TED Talks: Philip Low On New Sleep Technology at TED MED: Streaming Brainwaves To Your Cell Phone (VIDEO)

TED Talks: Philip Low On New Sleep Technology at TED MED: Streaming Brainwaves To Your Cell Phone (VIDEO)

Understand sleep, and you could have the key to unlock some of the biggest neurological disorders affecting our health. Alzheimer's, schizophrenia, depression -- disturbed sleep plays a role in all of these.

This is the position of Dr. Philip Low, a pioneer in the field of sleep science and founder of NeuroVigil. At TED MED, Low presented a breakthrough technology that makes it possible for people to monitor their brainwaves while they sleep, and stream that information to a cell phone or other electronic device.

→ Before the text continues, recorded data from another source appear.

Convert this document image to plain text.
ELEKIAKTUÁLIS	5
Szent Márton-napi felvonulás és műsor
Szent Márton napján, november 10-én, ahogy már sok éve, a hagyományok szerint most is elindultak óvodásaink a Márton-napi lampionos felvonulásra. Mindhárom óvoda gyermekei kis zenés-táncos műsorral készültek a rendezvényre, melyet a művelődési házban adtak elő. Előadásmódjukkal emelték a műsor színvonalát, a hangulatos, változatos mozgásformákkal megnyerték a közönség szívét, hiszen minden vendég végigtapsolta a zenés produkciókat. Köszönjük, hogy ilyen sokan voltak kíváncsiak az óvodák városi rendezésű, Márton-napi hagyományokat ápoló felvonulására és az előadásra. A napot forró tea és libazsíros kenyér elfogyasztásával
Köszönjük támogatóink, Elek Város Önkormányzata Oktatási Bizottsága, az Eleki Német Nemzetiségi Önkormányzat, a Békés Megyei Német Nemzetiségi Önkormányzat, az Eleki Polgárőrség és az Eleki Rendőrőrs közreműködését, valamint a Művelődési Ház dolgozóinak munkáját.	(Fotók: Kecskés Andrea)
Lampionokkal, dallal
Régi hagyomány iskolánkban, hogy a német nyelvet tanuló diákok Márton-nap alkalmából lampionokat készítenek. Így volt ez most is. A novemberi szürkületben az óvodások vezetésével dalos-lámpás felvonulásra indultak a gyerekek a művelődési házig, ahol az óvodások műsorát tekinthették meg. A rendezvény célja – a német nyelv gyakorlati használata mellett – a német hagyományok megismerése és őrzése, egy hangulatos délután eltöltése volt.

"We can give you access to your own brain," Low said. "We can do it right away and we can do it in your own home."

A head harness fixed with electrodes reads brainwaves through a single EEG channel, creating a map of brain activity that can be viewed on your cell phone. The data can then be screened for "biomarkers" that indicate abnormalities.

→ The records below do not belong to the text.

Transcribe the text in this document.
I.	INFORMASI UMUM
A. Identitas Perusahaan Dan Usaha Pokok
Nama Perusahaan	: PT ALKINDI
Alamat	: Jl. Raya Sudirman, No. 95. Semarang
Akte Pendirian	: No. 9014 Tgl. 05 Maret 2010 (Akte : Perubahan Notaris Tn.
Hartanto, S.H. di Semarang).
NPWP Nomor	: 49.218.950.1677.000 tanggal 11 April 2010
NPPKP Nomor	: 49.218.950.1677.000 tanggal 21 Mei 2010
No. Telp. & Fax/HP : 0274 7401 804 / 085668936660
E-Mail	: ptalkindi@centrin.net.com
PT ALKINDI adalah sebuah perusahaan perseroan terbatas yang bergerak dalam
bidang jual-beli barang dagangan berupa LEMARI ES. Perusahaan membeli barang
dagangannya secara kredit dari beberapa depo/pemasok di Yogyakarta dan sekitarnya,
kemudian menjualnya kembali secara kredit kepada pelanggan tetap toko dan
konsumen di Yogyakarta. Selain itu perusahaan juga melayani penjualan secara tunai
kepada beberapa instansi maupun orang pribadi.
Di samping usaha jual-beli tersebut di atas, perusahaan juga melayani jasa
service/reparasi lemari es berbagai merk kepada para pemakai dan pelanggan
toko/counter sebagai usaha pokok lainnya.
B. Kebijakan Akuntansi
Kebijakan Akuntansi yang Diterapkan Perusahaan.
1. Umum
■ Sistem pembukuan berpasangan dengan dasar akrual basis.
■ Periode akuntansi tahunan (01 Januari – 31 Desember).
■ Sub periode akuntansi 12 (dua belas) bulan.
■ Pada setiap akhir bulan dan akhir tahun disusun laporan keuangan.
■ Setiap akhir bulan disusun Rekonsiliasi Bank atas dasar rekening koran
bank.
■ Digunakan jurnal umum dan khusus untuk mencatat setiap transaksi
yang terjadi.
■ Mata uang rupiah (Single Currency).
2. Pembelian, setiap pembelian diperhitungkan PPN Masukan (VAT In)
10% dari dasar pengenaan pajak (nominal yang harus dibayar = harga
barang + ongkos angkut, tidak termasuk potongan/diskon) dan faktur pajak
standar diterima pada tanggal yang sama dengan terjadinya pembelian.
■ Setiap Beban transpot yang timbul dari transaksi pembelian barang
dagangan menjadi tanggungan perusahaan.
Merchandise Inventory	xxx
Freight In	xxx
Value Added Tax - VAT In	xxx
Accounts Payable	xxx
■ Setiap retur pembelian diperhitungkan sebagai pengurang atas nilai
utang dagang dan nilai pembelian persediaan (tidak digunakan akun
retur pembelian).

"The idea is to have biomarkers for schizophrenia, for Parkinson's -- for all kinds of psychiatric disorders, in order to give you access to your own brain," said Low. To do this, NeuroVigil is working on collecting -- via cell phones -- brainwaves from all over the world.

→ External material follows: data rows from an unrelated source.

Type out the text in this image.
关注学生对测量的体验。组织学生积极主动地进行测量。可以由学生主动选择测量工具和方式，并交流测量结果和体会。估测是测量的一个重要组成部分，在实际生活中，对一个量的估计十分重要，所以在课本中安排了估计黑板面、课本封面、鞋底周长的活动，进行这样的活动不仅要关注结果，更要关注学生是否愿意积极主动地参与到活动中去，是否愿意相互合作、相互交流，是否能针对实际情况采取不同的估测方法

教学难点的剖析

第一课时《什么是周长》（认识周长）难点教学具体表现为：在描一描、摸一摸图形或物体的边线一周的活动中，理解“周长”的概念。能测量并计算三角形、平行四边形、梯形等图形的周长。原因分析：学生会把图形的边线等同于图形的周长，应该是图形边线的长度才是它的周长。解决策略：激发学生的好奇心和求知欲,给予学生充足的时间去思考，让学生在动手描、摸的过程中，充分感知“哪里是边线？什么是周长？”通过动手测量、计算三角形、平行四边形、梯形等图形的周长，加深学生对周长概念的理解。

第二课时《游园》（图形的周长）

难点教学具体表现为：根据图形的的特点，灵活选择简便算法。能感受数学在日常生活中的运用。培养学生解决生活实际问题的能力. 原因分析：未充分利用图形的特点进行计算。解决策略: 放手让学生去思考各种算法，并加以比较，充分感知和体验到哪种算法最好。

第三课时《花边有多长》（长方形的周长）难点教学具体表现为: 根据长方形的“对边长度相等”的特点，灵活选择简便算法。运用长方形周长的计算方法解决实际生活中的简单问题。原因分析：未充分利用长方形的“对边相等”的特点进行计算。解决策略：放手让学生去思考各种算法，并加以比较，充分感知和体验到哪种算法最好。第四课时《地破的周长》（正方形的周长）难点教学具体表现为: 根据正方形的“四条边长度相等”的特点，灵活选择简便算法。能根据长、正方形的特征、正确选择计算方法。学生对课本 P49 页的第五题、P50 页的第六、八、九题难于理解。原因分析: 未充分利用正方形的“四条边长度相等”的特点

"This is a big project," Low said. "But we want to build the world's biggest database. We want to put your brain on a cell phone. And we want to tell you, in real time, what is happening to your brain before you have cognitive disorders."

This is a crucial development for a health industry in which two billion people worldwide are affected by a brain or nervous system disorder. Seventy million Americans are diagnosed with sleep disorders, but less than half will ever have a sleep test -- which are currently expensive, uncomfortable and often inaccurate, said Low.

"Sleep is an untapped opportunity to study the brain," he wrote in an article for Frontiers in Neuroscience. "An opportunity which neuroscientists, the medical community, the pharmaceutical industry and most of you -- and us -- have yet to wake up to."